Diet, Environment, and Choices of positive living (DECIDE study)

 

Evaluating personal and external food environment influences on diets among PLHIV and families in Dar es Salaam, Tanzania.
People living with HIV (PLHIV) face high food insecurity and double disease burden because food insecurity leads to lower adherence to treatment and poor health outcomes, while long-term treatment puts them at a higher risk of obesity and dyslipidemia. Caregiving and social structures of food culture further marginalize women in these contexts. New research shows that there are strong gender dimensions to dietary intake, adequacy, and survival rates among PLHIV. However, a gap remains in documenting the various domains in which these differences emerge, including capacity to procure food, bargaining power, social norms, and appetite since diagnosis. Further, little is known about how an HIV diagnosis affects the dietary patterns of uninfected family members. In the DECIDE study, we use a gender lens to explore and characterize the drivers of food choice, food environment, and dietary adequacy among PLHIV and their families in Dar es Salaam, Tanzania. Our multiple-method approach and study findings will provide a robust understanding of the underlying motivations behind dietary choices and patterns among PLHIV and their families. Such data will be useful in shaping nutritional guidelines and interventions to disrupt the impact of the double disease burden. The DECIDE study will be done through an AAPH – established Dar es Salaam Urban Cohort Study (DUCS) Surveillance System in Ukonga Ward, Dar es Salaam.

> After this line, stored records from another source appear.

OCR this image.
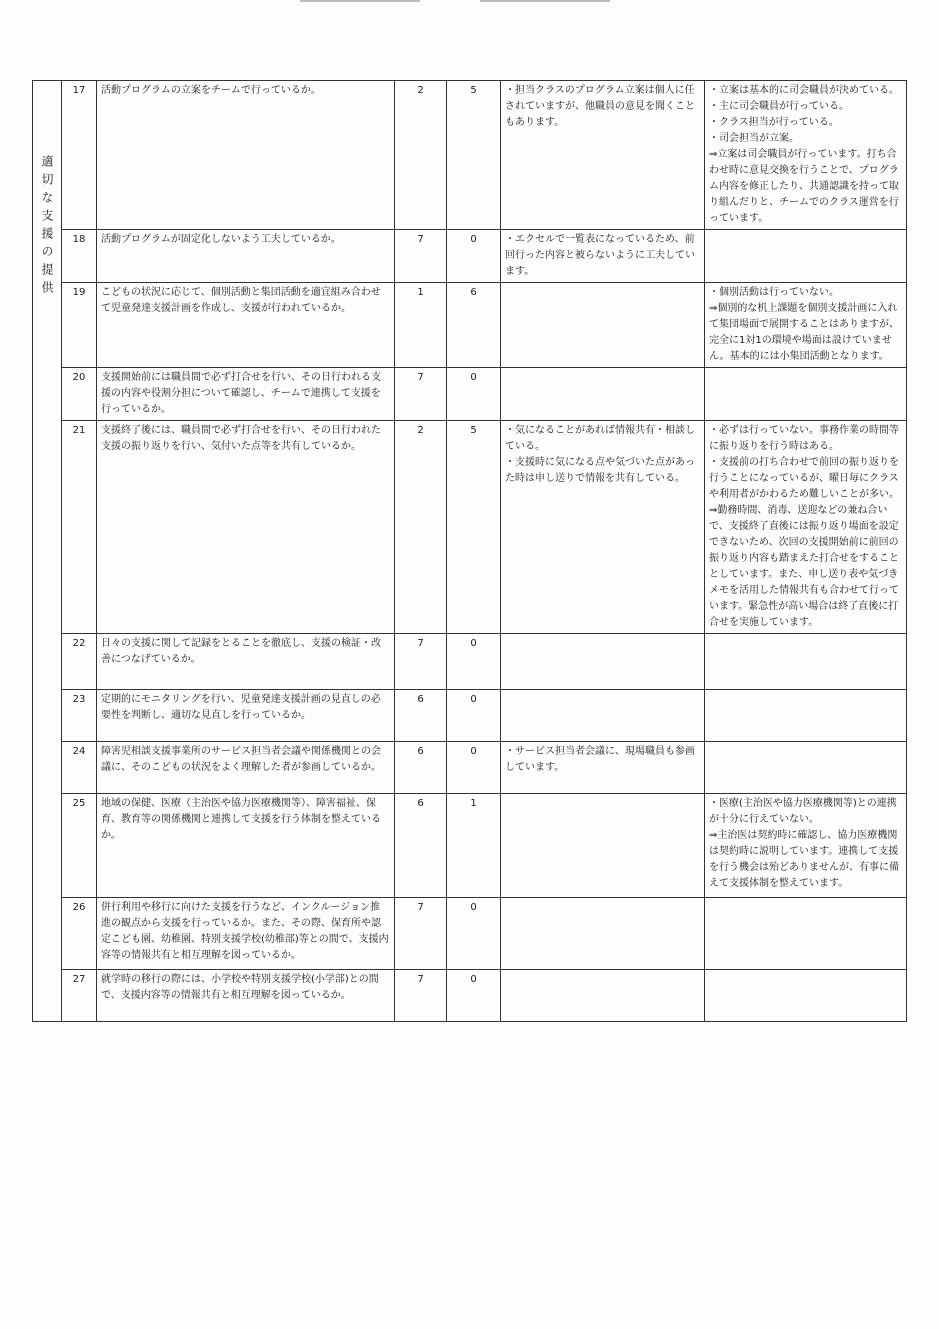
適切な支援の提供	17	活動プログラムの立案をチームで行っているか。	2	5	・担当クラスのプログラム立案は個人に任されていますが、他職員の意見を聞くこともあります。	・立案は基本的に司会職員が決めている。
・主に司会職員が行っている。
・クラス担当が行っている。
・司会担当が立案。
⇒立案は司会職員が行っています。打ち合わせ時に意見交換を行うことで、プログラム内容を修正したり、共通認識を持って取り組んだりと、チームでのクラス運営を行っています。

	18	活動プログラムが固定化しないよう工夫しているか。	7	0	・エクセルで一覧表になっているため、前回行った内容と被らないように工夫しています。	

	19	こどもの状況に応じて、個別活動と集団活動を適宜組み合わせて児童発達支援計画を作成し、支援が行われているか。	1	6		・個別活動は行っていない。
⇒個別的な机上課題を個別支援計画に入れて集団場面で展開することはありますが、完全に1対1の環境や場面は設けていません。基本的には小集団活動となります。

	20	支援開始前には職員間で必ず打合せを行い、その日行われる支援の内容や役割分担について確認し、チームで連携して支援を行っているか。	7	0		
	21	支援終了後には、職員間で必ず打合せを行い、その日行われた支援の振り返りを行い、気付いた点等を共有しているか。	2	5	・気になることがあれば情報共有・相談している。
・支援時に気になる点や気づいた点があった時は申し送りで情報を共有している。	・必ずは行っていない。事務作業の時間等に振り返りを行う時はある。
・支援前の打ち合わせで前回の振り返りを行うことになっているが、曜日毎にクラスや利用者がかわるため難しいことが多い。
⇒勤務時間、消毒、送迎などの兼ね合いで、支援終了直後には振り返り場面を設定できないため、次回の支援開始前に前回の振り返り内容も踏まえた打合せをすることとしています。また、申し送り表や気づきメモを活用した情報共有も合わせて行っています。緊急性が高い場合は終了直後に打合せを実施しています。

	22	日々の支援に関して記録をとることを徹底し、支援の検証・改善につなげているか。	7	0		
	23	定期的にモニタリングを行い、児童発達支援計画の見直しの必要性を判断し、適切な見直しを行っているか。	6	0		
	24	障害児相談支援事業所のサービス担当者会議や関係機関との会議に、そのこどもの状況をよく理解した者が参画しているか。	6	0	・サービス担当者会議に、現場職員も参画しています。	

	25	地域の保健、医療（主治医や協力医療機関等）、障害福祉、保育、教育等の関係機関と連携して支援を行う体制を整えているか。	6	1		・医療(主治医や協力医療機関等)との連携が十分に行えていない。
⇒主治医は契約時に確認し、協力医療機関は契約時に説明しています。連携して支援を行う機会は殆どありませんが、有事に備えて支援体制を整えています。

	26	併行利用や移行に向けた支援を行うなど、インクルージョン推進の観点から支援を行っているか。また、その際、保育所や認定こども園、幼稚園、特別支援学校(幼稚部)等との間で、支援内容等の情報共有と相互理解を図っているか。	7	0		
	27	就学時の移行の際には、小学校や特別支援学校(小学部)との間で、支援内容等の情報共有と相互理解を図っているか。	7	0		
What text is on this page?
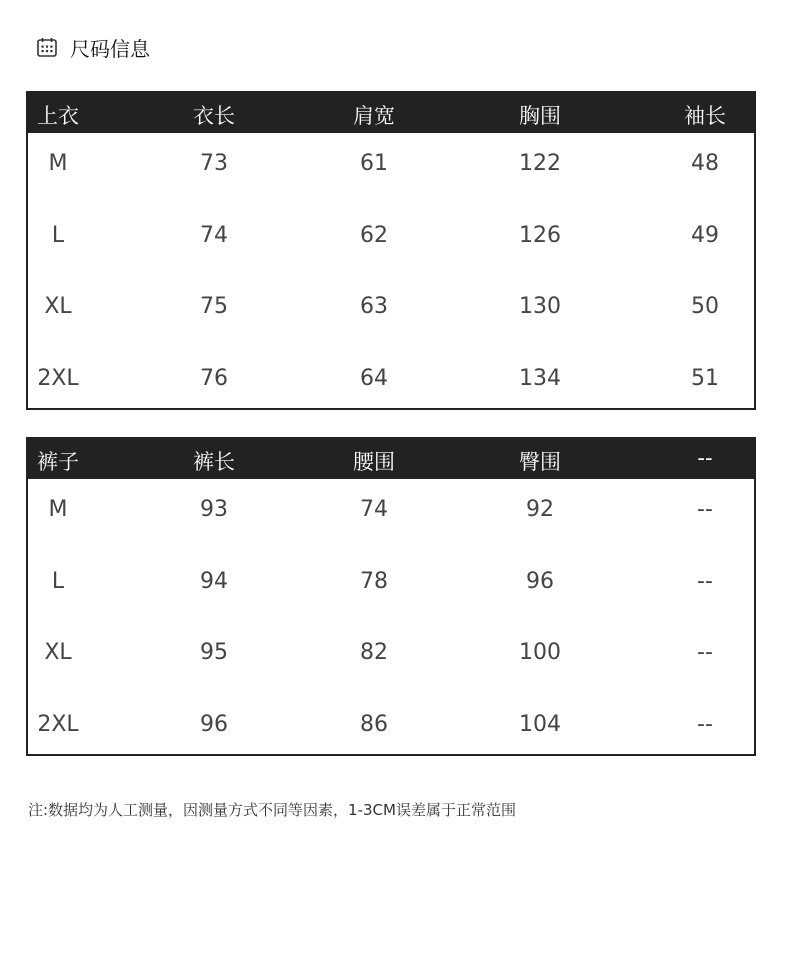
尺码信息
上衣	衣长	肩宽	胸围	袖长
M	73	61	122	48
L	74	62	126	49
XL	75	63	130	50
2XL	76	64	134	51
裤子	裤长	腰围	臀围	--
M	93	74	92	--
L	94	78	96	--
XL	95	82	100	--
2XL	96	86	104	--
注:数据均为人工测量，因测量方式不同等因素，1-3CM误差属于正常范围
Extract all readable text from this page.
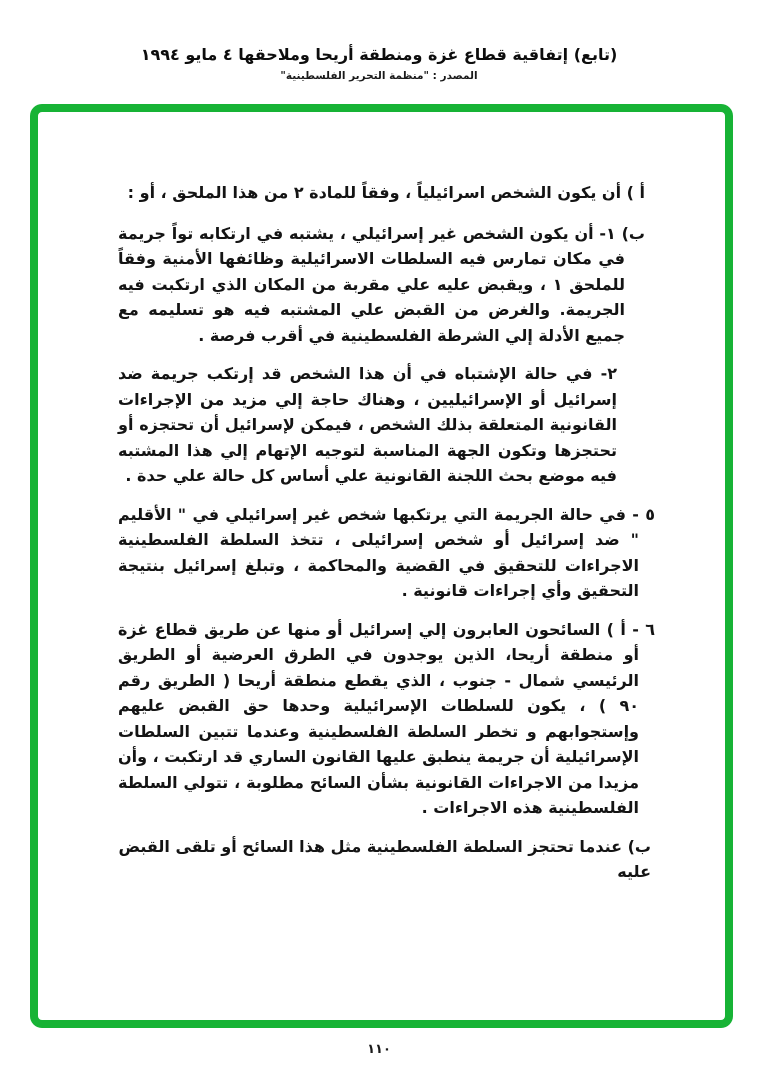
(تابع) إتفاقية قطاع غزة ومنطقة أريحا وملاحقها ٤ مايو ١٩٩٤
المصدر : "منظمة التحرير الفلسطينية"
أ ) أن يكون الشخص اسرائيلياً ، وفقاً للمادة ٢ من هذا الملحق ، أو :
ب) ١- أن يكون الشخص غير إسرائيلي ، يشتبه في ارتكابه تواً جريمة في مكان تمارس فيه السلطات الاسرائيلية وظائفها الأمنية وفقاً للملحق ١ ، ويقبض عليه علي مقربة من المكان الذي ارتكبت فيه الجريمة. والغرض من القبض علي المشتبه فيه هو تسليمه مع جميع الأدلة إلي الشرطة الفلسطينية في أقرب فرصة .
٢- في حالة الإشتباه في أن هذا الشخص قد إرتكب جريمة ضد إسرائيل أو الإسرائيليين ، وهناك حاجة إلي مزيد من الإجراءات القانونية المتعلقة بذلك الشخص ، فيمكن لإسرائيل أن تحتجزه أو تحتجزها وتكون الجهة المناسبة لتوجيه الإتهام إلي هذا المشتبه فيه موضع بحث اللجنة القانونية علي أساس كل حالة علي حدة .
٥ - في حالة الجريمة التي يرتكبها شخص غير إسرائيلي في " الأقليم " ضد إسرائيل أو شخص إسرائيلى ، تتخذ السلطة الفلسطينية الاجراءات للتحقيق في القضية والمحاكمة ، وتبلغ إسرائيل بنتيجة التحقيق وأي إجراءات قانونية .
٦ - أ ) السائحون العابرون إلي إسرائيل أو منها عن طريق قطاع غزة أو منطقة أريحا، الذين يوجدون في الطرق العرضية أو الطريق الرئيسي شمال - جنوب ، الذي يقطع منطقة أريحا ( الطريق رقم ٩٠ ) ، يكون للسلطات الإسرائيلية وحدها حق القبض عليهم وإستجوابهم و تخطر السلطة الفلسطينية وعندما تتبين السلطات الإسرائيلية أن جريمة ينطبق عليها القانون الساري قد ارتكبت ، وأن مزيدا من الاجراءات القانونية بشأن السائح مطلوبة ، تتولي السلطة الفلسطينية هذه الاجراءات .
ب) عندما تحتجز السلطة الفلسطينية مثل هذا السائح أو تلقى القبض عليه
١١٠
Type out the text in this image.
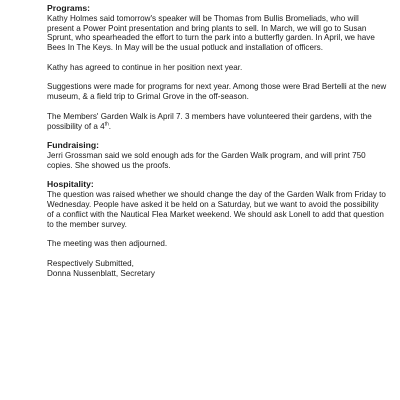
Programs:

Kathy Holmes said tomorrow's speaker will be Thomas from Bullis Bromeliads, who will present a Power Point presentation and bring plants to sell. In March, we will go to Susan Sprunt, who spearheaded the effort to turn the park into a butterfly garden. In April, we have Bees In The Keys. In May will be the usual potluck and installation of officers.

Kathy has agreed to continue in her position next year.

Suggestions were made for programs for next year. Among those were Brad Bertelli at the new museum, & a field trip to Grimal Grove in the off-season.

The Members' Garden Walk is April 7. 3 members have volunteered their gardens, with the possibility of a 4th.

Fundraising:

Jerri Grossman said we sold enough ads for the Garden Walk program, and will print 750 copies. She showed us the proofs.

Hospitality:

The question was raised whether we should change the day of the Garden Walk from Friday to Wednesday. People have asked it be held on a Saturday, but we want to avoid the possibility of a conflict with the Nautical Flea Market weekend. We should ask Lonell to add that question to the member survey.

The meeting was then adjourned.

Respectively Submitted,

Donna Nussenblatt, Secretary
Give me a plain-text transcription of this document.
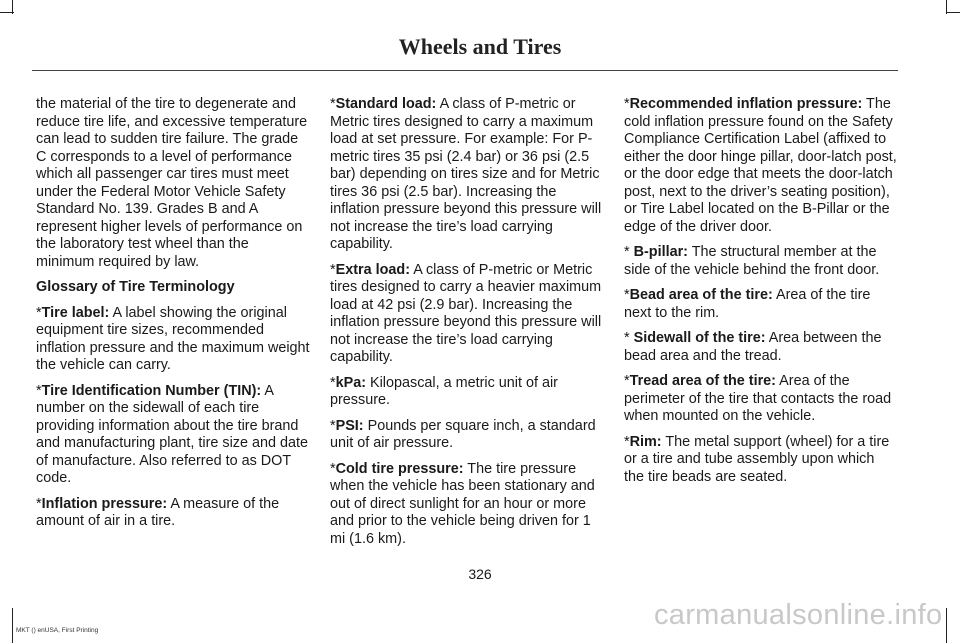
Wheels and Tires

the material of the tire to degenerate and reduce tire life, and excessive temperature can lead to sudden tire failure. The grade C corresponds to a level of performance which all passenger car tires must meet under the Federal Motor Vehicle Safety Standard No. 139. Grades B and A represent higher levels of performance on the laboratory test wheel than the minimum required by law.

Glossary of Tire Terminology

*Tire label: A label showing the original equipment tire sizes, recommended inflation pressure and the maximum weight the vehicle can carry.

*Tire Identification Number (TIN): A number on the sidewall of each tire providing information about the tire brand and manufacturing plant, tire size and date of manufacture. Also referred to as DOT code.

*Inflation pressure: A measure of the amount of air in a tire.

*Standard load: A class of P-metric or Metric tires designed to carry a maximum load at set pressure. For example: For P-metric tires 35 psi (2.4 bar) or 36 psi (2.5 bar) depending on tires size and for Metric tires 36 psi (2.5 bar). Increasing the inflation pressure beyond this pressure will not increase the tire’s load carrying capability.

*Extra load: A class of P-metric or Metric tires designed to carry a heavier maximum load at 42 psi (2.9 bar). Increasing the inflation pressure beyond this pressure will not increase the tire’s load carrying capability.

*kPa: Kilopascal, a metric unit of air pressure.

*PSI: Pounds per square inch, a standard unit of air pressure.

*Cold tire pressure: The tire pressure when the vehicle has been stationary and out of direct sunlight for an hour or more and prior to the vehicle being driven for 1 mi (1.6 km).

*Recommended inflation pressure: The cold inflation pressure found on the Safety Compliance Certification Label (affixed to either the door hinge pillar, door-latch post, or the door edge that meets the door-latch post, next to the driver’s seating position), or Tire Label located on the B-Pillar or the edge of the driver door.

* B-pillar: The structural member at the side of the vehicle behind the front door.

*Bead area of the tire: Area of the tire next to the rim.

* Sidewall of the tire: Area between the bead area and the tread.

*Tread area of the tire: Area of the perimeter of the tire that contacts the road when mounted on the vehicle.

*Rim: The metal support (wheel) for a tire or a tire and tube assembly upon which the tire beads are seated.

326
MKT () enUSA, First Printing	carmanualsonline.info
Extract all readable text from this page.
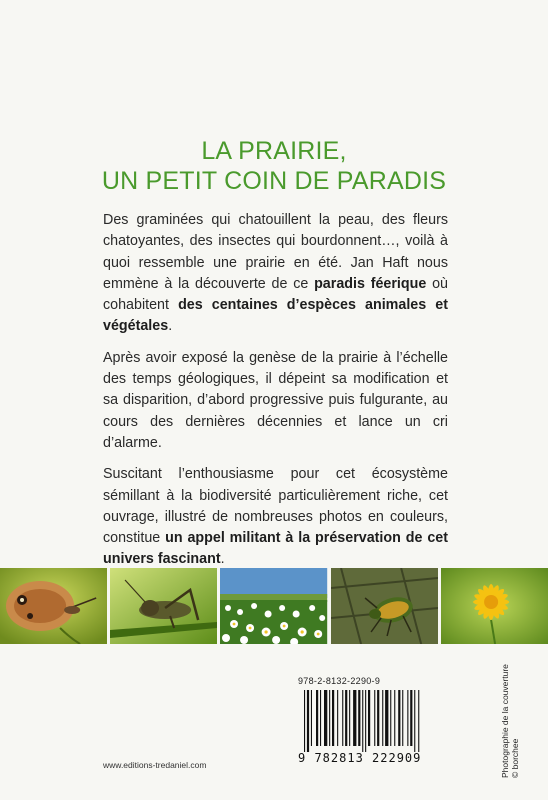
LA PRAIRIE,
UN PETIT COIN DE PARADIS

Des graminées qui chatouillent la peau, des fleurs chatoyantes, des insectes qui bourdonnent…, voilà à quoi ressemble une prairie en été. Jan Haft nous emmène à la découverte de ce paradis féerique où cohabitent des centaines d’espèces animales et végétales.

Après avoir exposé la genèse de la prairie à l’échelle des temps géologiques, il dépeint sa modification et sa disparition, d’abord progressive puis fulgurante, au cours des dernières décennies et lance un cri d’alarme.

Suscitant l’enthousiasme pour cet écosystème sémillant à la biodiversité particulièrement riche, cet ouvrage, illustré de nombreuses photos en couleurs, constitue un appel militant à la préservation de cet univers fascinant.

Photographie de la couverture © borchee
978-2-8132-2290-9
9 782813 222909
www.editions-tredaniel.com
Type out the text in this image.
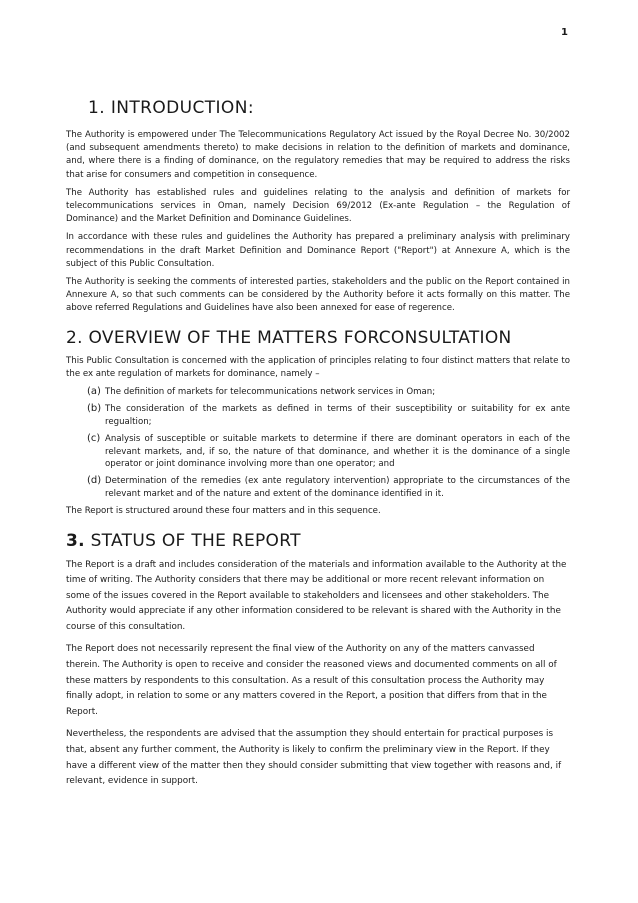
1
1. INTRODUCTION:

The Authority is empowered under The Telecommunications Regulatory Act issued by the Royal Decree No. 30/2002 (and subsequent amendments thereto) to make decisions in relation to the definition of markets and dominance, and, where there is a finding of dominance, on the regulatory remedies that may be required to address the risks that arise for consumers and competition in consequence.

The Authority has established rules and guidelines relating to the analysis and definition of markets for telecommunications services in Oman, namely Decision 69/2012 (Ex-ante Regulation – the Regulation of Dominance) and the Market Definition and Dominance Guidelines.

In accordance with these rules and guidelines the Authority has prepared a preliminary analysis with preliminary recommendations in the draft Market Definition and Dominance Report ("Report") at Annexure A, which is the subject of this Public Consultation.

The Authority is seeking the comments of interested parties, stakeholders and the public on the Report contained in Annexure A, so that such comments can be considered by the Authority before it acts formally on this matter. The above referred Regulations and Guidelines have also been annexed for ease of regerence.

2. OVERVIEW OF THE MATTERS FORCONSULTATION

This Public Consultation is concerned with the application of principles relating to four distinct matters that relate to the ex ante regulation of markets for dominance, namely –

(a) The definition of markets for telecommunications network services in Oman;
(b) The consideration of the markets as defined in terms of their susceptibility or suitability for ex ante regualtion;
(c) Analysis of susceptible or suitable markets to determine if there are dominant operators in each of the relevant markets, and, if so, the nature of that dominance, and whether it is the dominance of a single operator or joint dominance involving more than one operator; and
(d) Determination of the remedies (ex ante regulatory intervention) appropriate to the circumstances of the relevant market and of the nature and extent of the dominance identified in it.

The Report is structured around these four matters and in this sequence.

3. STATUS OF THE REPORT

The Report is a draft and includes consideration of the materials and information available to the Authority at the time of writing. The Authority considers that there may be additional or more recent relevant information on some of the issues covered in the Report available to stakeholders and licensees and other stakeholders. The Authority would appreciate if any other information considered to be relevant is shared with the Authority in the course of this consultation.

The Report does not necessarily represent the final view of the Authority on any of the matters canvassed therein. The Authority is open to receive and consider the reasoned views and documented comments on all of these matters by respondents to this consultation. As a result of this consultation process the Authority may finally adopt, in relation to some or any matters covered in the Report, a position that differs from that in the Report.

Nevertheless, the respondents are advised that the assumption they should entertain for practical purposes is that, absent any further comment, the Authority is likely to confirm the preliminary view in the Report. If they have a different view of the matter then they should consider submitting that view together with reasons and, if relevant, evidence in support.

DECIDE has two major objectives. One being to conduct qualitative evidence synthesis (QES) on food choice among PLHIV. QES is an emerging systematic review technique in the field of qualitative research, and QES on food environment on this topic would be an important methodological contribution, while also building the knowledge base (Booth et al., 2016). The other objective is to bring together three methodologies (qualitative, survey, and geo-spatial mapping) to comprehensively characterize external and personal FEs including food choice and nutrient adequacy of diets among PLHIV and their households as guided by Turner’s food environment framework and Giddens’s structuration theory.
AAPH is leading in the DECIDE research data collection for specific times per protocol as determined by partnering institutions; Harvard T.H. Chan School of Public Health, Purdue University, MUHAS and University of Illinois at Chicago.